Les cibles de cette campagne sont certes les femmes, mais pourquoi pas  les hommes aussi?

Les hommes doivent se sentir concernés par cette campagne parce qu’ils sont les supports des femmes. Un enfant doit toujours être le bienvenu dans un foyer. Il faut que les hommes accompagnent leurs femmes. Je trouve extraordinaire que des hommes participent aux échographies de leurs épouses. C’est formidable de voir des hommes accompagner leurs épouses aux consultations prénatales et quand elles vont accoucher. Cette fusion-là, je suis sûre qu’elle rejaillit sur l’enfant qui naît. Et ça crée une harmonie. La femme supporte mieux la grossesse lorsqu’elle se sent soutenue par le mari à la maison.
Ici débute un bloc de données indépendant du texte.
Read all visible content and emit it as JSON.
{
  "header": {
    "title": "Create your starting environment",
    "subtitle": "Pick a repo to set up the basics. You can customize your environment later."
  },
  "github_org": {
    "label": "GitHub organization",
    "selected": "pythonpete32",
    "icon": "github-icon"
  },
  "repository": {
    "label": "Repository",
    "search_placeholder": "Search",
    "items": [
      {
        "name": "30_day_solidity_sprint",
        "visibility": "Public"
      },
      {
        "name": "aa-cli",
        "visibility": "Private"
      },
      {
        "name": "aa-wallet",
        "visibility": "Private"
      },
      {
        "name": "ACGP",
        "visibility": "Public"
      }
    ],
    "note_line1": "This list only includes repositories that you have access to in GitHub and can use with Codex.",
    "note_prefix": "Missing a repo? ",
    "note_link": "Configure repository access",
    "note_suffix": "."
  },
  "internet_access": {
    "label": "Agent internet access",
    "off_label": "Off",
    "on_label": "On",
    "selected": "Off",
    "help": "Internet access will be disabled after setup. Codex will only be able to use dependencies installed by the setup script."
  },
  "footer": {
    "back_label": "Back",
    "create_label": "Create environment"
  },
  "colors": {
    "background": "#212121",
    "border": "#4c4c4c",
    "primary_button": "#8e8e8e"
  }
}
L’essentiel, c’est l’accouchement. Comment faire pour que la mère n’y succombe pas ?

Nous travaillons à travers cette Carmma pour que désormais, aucune femme ne meure en Côte d’Ivoire en donnant la vie. C’est l’objectif du lancement de cette campagne. Cela est possible. Parce que nous travaillons à l’amélioration des plateaux techniques. Nous avons la gratuité ciblée en matière d’accouchement et de césarienne. C’est un engagement de l’Etat de Côte d’Ivoire à soutenir les femmes qui accouchent. C’est pareil pour les enfants de 0 à 5 ans. C’est tout cela que la Carmma va accompagner pour que nous ayons une nette réduction de la mortalité infantile dans notre pays.

Un message à l’endroit du personnel de la santé qui a sans doute une responsabilité dans la vie de ces femmes qu’il reçoit.

Il y a des efforts à fournir par le personnel de santé. L’Etat a joué sa partition dans la prise en compte de l’amélioration des indices salariaux. C’était une raison qui pouvait être source de démotivation. Dès janvier 2014, les indices vont être revus à la hausse. Il n’y a plus de raison pour que le personnel soit démotivé. Si ce n’est le fait qu’on n’a pas soi- même envie de travailler. J’engage donc tout le personnel durant mes tournées. J’ai interpellé les sages-femmes en leur disant qu’elles avaient mauvaise presse en Côte d’Ivoire. Notre devoir est d’améliorer la lecture qu’on fait du travail des sages-femmes en Côte d’Ivoire. Il n’y a rien d’autre pour ces femmes que de faire convenablement leur travail. Elles sont au début de la vie et doivent accompagner le ministère de la Santé et de la Lutte contre le Sida. Nous avons besoin d’elles pour que cette Carmma soit effective sur le terrain. Sans elles, nous n’allons pas la  réussir.

Combien d’enfants conseillerez-vous à une femme ?

Personnellement, je pense que le choix du nombre d’enfants doit être décidé dans le couple. Selon ses ambitions et ses moyens. J’encourage les couples à planifier ce qu’il faut faire dans le foyer.